Live as if you were already dead.
Zen admonition


1. About the Dead Man and the Zine


The dead man saw the one Electronic Poetry Review begin and end.
Given the start and the finish, the dead man can toggle the first and the final.
For the Internet lasts forever, with Red Skelton and Martha Raye.
With Caruso, with Churchill, with Einstein inbound in sound waves that consume the vacuum.
We in our space bubble can hear the past, we can recast it.
The revisions accumulate, invisibly, randomly layered in dimensions beyond plane and direction.

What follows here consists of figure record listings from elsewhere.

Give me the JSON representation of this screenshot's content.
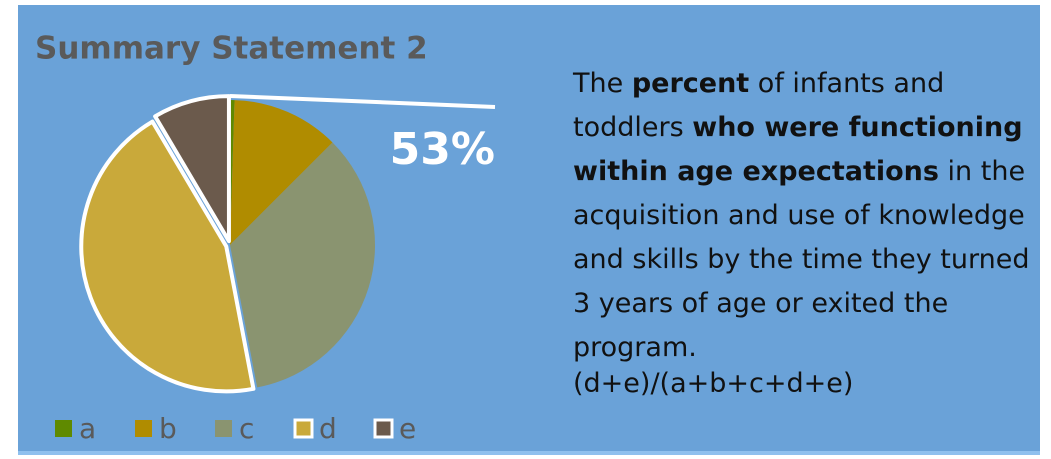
{
  "chart_data": {
    "type": "pie",
    "title": "Summary Statement 2",
    "categories": [
      "a",
      "b",
      "c",
      "d",
      "e"
    ],
    "values": [
      0.5,
      12,
      34.5,
      44.5,
      8.5
    ],
    "colors": [
      "#5f8a00",
      "#b08c00",
      "#8a9470",
      "#c9a93a",
      "#6b5a4c"
    ],
    "highlight": [
      "d",
      "e"
    ],
    "annotation": "53%",
    "description": [
      {
        "text": "The ",
        "bold": false
      },
      {
        "text": "percent",
        "bold": true
      },
      {
        "text": " of infants and toddlers ",
        "bold": false
      },
      {
        "text": "who were functioning within age expectations",
        "bold": true
      },
      {
        "text": " in the acquisition and use of knowledge and skills by the time they turned 3 years of age or exited the program.",
        "bold": false
      }
    ],
    "formula": "(d+e)/(a+b+c+d+e)"
  }
}
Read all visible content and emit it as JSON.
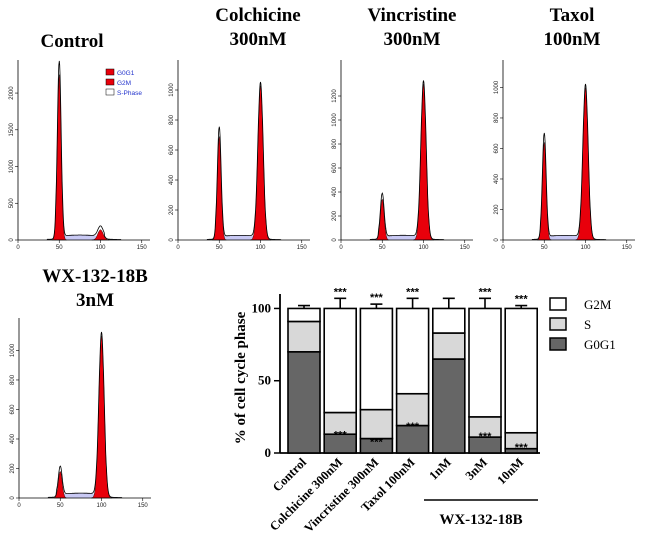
{
  "titles": {
    "control": [
      "Control"
    ],
    "colchicine": [
      "Colchicine",
      "300nM"
    ],
    "vincristine": [
      "Vincristine",
      "300nM"
    ],
    "taxol": [
      "Taxol",
      "100nM"
    ],
    "wx": [
      "WX-132-18B",
      "3nM"
    ]
  },
  "legend_small": [
    "G0G1",
    "G2M",
    "S-Phase"
  ],
  "colors": {
    "g0g1": "#666666",
    "s": "#d8d8d8",
    "g2m": "#ffffff",
    "hist_fill": "#e8000b",
    "s_fill": "#c9c9f4"
  },
  "chart_data": [
    {
      "type": "area",
      "title": "Control",
      "xticks": [
        "0",
        "50",
        "100",
        "150"
      ],
      "yticks": [
        "0",
        "500",
        "1000",
        "1500",
        "2000"
      ],
      "xlim": [
        0,
        160
      ],
      "ylim": [
        0,
        2450
      ],
      "peaks": {
        "g1_pos": 50,
        "g1_height": 2250,
        "g2_pos": 100,
        "g2_height": 140
      }
    },
    {
      "type": "area",
      "title": "Colchicine 300nM",
      "xticks": [
        "0",
        "50",
        "100",
        "150"
      ],
      "yticks": [
        "0",
        "200",
        "400",
        "600",
        "800",
        "1000"
      ],
      "xlim": [
        0,
        160
      ],
      "ylim": [
        0,
        1200
      ],
      "peaks": {
        "g1_pos": 50,
        "g1_height": 690,
        "g2_pos": 100,
        "g2_height": 1030
      }
    },
    {
      "type": "area",
      "title": "Vincristine 300nM",
      "xticks": [
        "0",
        "50",
        "100",
        "150"
      ],
      "yticks": [
        "0",
        "200",
        "400",
        "600",
        "800",
        "1000",
        "1200"
      ],
      "xlim": [
        0,
        160
      ],
      "ylim": [
        0,
        1500
      ],
      "peaks": {
        "g1_pos": 50,
        "g1_height": 340,
        "g2_pos": 100,
        "g2_height": 1300
      }
    },
    {
      "type": "area",
      "title": "Taxol 100nM",
      "xticks": [
        "0",
        "50",
        "100",
        "150"
      ],
      "yticks": [
        "0",
        "200",
        "400",
        "600",
        "800",
        "1000"
      ],
      "xlim": [
        0,
        160
      ],
      "ylim": [
        0,
        1180
      ],
      "peaks": {
        "g1_pos": 50,
        "g1_height": 640,
        "g2_pos": 100,
        "g2_height": 1000
      }
    },
    {
      "type": "area",
      "title": "WX-132-18B 3nM",
      "xticks": [
        "0",
        "50",
        "100",
        "150"
      ],
      "yticks": [
        "0",
        "200",
        "400",
        "600",
        "800",
        "1000"
      ],
      "xlim": [
        0,
        160
      ],
      "ylim": [
        0,
        1220
      ],
      "peaks": {
        "g1_pos": 50,
        "g1_height": 180,
        "g2_pos": 100,
        "g2_height": 1100
      }
    },
    {
      "type": "bar",
      "stacked": true,
      "ylabel": "% of cell cycle phase",
      "ylim": [
        0,
        110
      ],
      "yticks": [
        "0",
        "50",
        "100"
      ],
      "categories": [
        "Control",
        "Colchicine 300nM",
        "Vincristine 300nM",
        "Taxol 100nM",
        "1nM",
        "3nM",
        "10nM"
      ],
      "group_label": "WX-132-18B",
      "series": [
        {
          "name": "G0G1",
          "values": [
            70,
            13,
            10,
            19,
            65,
            11,
            3
          ],
          "errors": [
            2,
            4,
            2,
            4,
            8,
            5,
            1
          ]
        },
        {
          "name": "S",
          "values": [
            21,
            15,
            20,
            22,
            18,
            14,
            11
          ],
          "errors": [
            2,
            3,
            4,
            3,
            5,
            2,
            1
          ]
        },
        {
          "name": "G2M",
          "values": [
            9,
            72,
            70,
            59,
            17,
            75,
            86
          ],
          "errors": [
            2,
            7,
            3,
            7,
            7,
            7,
            2
          ]
        }
      ],
      "significance_top": [
        "",
        "***",
        "***",
        "***",
        "",
        "***",
        "***"
      ],
      "significance_g0g1": [
        "",
        "***",
        "***",
        "***",
        "",
        "***",
        "***"
      ],
      "legend": [
        "G2M",
        "S",
        "G0G1"
      ]
    }
  ]
}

We can go now, let’s say, to the end point of each war.
We can see for ourselves the carnage morph into the bodies before they were shredded.

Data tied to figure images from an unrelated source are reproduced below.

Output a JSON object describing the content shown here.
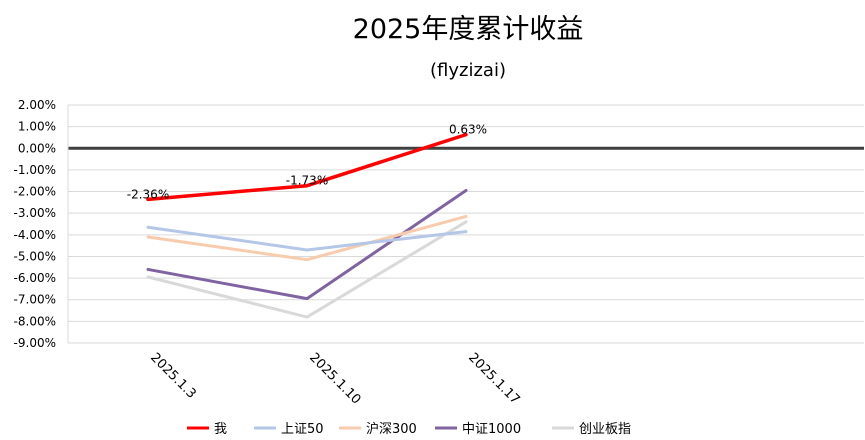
{
  "chart_data": {
    "type": "line",
    "title": "2025年度累计收益",
    "subtitle": "(flyzizai)",
    "categories": [
      "2025.1.3",
      "2025.1.10",
      "2025.1.17"
    ],
    "ylim": [
      -9,
      2
    ],
    "ytick_step": 1,
    "ytick_labels": [
      "2.00%",
      "1.00%",
      "0.00%",
      "-1.00%",
      "-2.00%",
      "-3.00%",
      "-4.00%",
      "-5.00%",
      "-6.00%",
      "-7.00%",
      "-8.00%",
      "-9.00%"
    ],
    "grid": true,
    "legend_position": "bottom",
    "series": [
      {
        "name": "我",
        "color": "#ff0000",
        "values": [
          -2.36,
          -1.73,
          0.63
        ],
        "labels": [
          "-2.36%",
          "-1.73%",
          "0.63%"
        ]
      },
      {
        "name": "上证50",
        "color": "#b4c7e7",
        "values": [
          -3.65,
          -4.7,
          -3.85
        ]
      },
      {
        "name": "沪深300",
        "color": "#f8cbad",
        "values": [
          -4.1,
          -5.15,
          -3.15
        ]
      },
      {
        "name": "中证1000",
        "color": "#8064a2",
        "values": [
          -5.6,
          -6.95,
          -1.95
        ]
      },
      {
        "name": "创业板指",
        "color": "#d9d9d9",
        "values": [
          -5.95,
          -7.8,
          -3.4
        ]
      }
    ]
  }
}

The dead man has all of his faculties, and can smell and hear those times of what is fondly called “yore.”
The dead man, like others, must live in it and squeak.
When the dead man advises poets to stop whining, they hear it wrong and thinks it means to stop drinking.

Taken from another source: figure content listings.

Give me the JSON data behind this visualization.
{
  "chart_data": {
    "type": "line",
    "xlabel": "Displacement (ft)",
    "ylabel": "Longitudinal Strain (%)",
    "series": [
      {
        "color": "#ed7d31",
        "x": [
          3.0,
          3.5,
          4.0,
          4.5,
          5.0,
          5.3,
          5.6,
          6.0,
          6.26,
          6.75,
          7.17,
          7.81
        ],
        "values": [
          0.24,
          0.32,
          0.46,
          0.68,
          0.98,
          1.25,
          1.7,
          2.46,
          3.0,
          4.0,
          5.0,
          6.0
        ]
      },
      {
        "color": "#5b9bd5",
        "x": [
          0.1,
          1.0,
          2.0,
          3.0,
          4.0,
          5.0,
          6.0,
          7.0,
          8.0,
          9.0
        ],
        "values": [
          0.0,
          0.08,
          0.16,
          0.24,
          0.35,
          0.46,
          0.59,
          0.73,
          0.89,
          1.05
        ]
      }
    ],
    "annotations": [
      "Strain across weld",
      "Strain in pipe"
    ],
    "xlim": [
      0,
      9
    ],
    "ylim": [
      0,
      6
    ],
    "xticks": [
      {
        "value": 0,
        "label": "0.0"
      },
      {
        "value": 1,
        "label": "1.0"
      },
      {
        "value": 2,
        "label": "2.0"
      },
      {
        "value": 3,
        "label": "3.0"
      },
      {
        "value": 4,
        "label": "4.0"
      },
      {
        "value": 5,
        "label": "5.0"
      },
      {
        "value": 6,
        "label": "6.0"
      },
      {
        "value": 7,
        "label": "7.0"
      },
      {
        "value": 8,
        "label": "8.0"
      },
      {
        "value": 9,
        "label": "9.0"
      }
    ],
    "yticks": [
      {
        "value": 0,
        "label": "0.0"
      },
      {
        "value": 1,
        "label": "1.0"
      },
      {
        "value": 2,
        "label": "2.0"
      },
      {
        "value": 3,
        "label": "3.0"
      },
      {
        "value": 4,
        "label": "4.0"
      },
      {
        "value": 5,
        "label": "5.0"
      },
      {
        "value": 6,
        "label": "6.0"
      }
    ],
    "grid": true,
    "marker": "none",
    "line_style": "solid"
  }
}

The dead man is able to hear through the static of wit and nostalgia.
He tried but failed to cut a break in the Moebius strip of experience.
He fell on his face trying to lean over the edge.
It was denial made the rain sound like wind.
It was denial caused the poison to be sprayed on the crops.
The dead man has too many examples at hand.
It was a cinch in the time of the piezo-electric crystal-controlled oscillator.
Now the dead man looks in vain for the infinitesimal relay in the printed circuit of a microchip made of water.
The dead man knows what is coming.
With pieces of oneself planted, manufactured and cloned, people will live what is called “forever.”
They will wonder what it was like to have been dead.


2. More About the Dead Man and the Zine


The dead man treasures the treasuries unburied and unlocked in the illusions of time.
For now the Electronic Poetry Review must shiver at the outskirts of sensibility.
It wobbles and flashes from the outpost of awareness.
It has turned sensibility inside-out, there it is.
The dead man is of many minds, always was, and has lived to employ them all at once.
That is the dead man nature of the sentence in the indeterminate.
That is the raison d’être of the will.
Let the dead man record the demise of free will in the chaos of so many choices.
Now we know it all, all the time.
The dead man was happy to be fewer in number.
Now he is more than alive as the many.
It was denial that left string theory at loose ends.
It was denial that could not see the unified in disunity, the quantum disguised as inertia.
It was eyes, it was the holding action that kept us too close.
Now, as zines populate the cyber world, the space remains endless.
The dead man pictures the Biggest Bang.
Imagine the imaginary type, the mathematics of a single black hole.
For it was always about the planet, never about us.
The dead man is at peace under the rocketry.
The pure pleasure of pixels lives on, nor all our piety nor wit can cancel the binary yes and no of the method.
The dead man is the essence of on and off, of now and later, of forever and not at all.
The dead man, at the end, turns a page.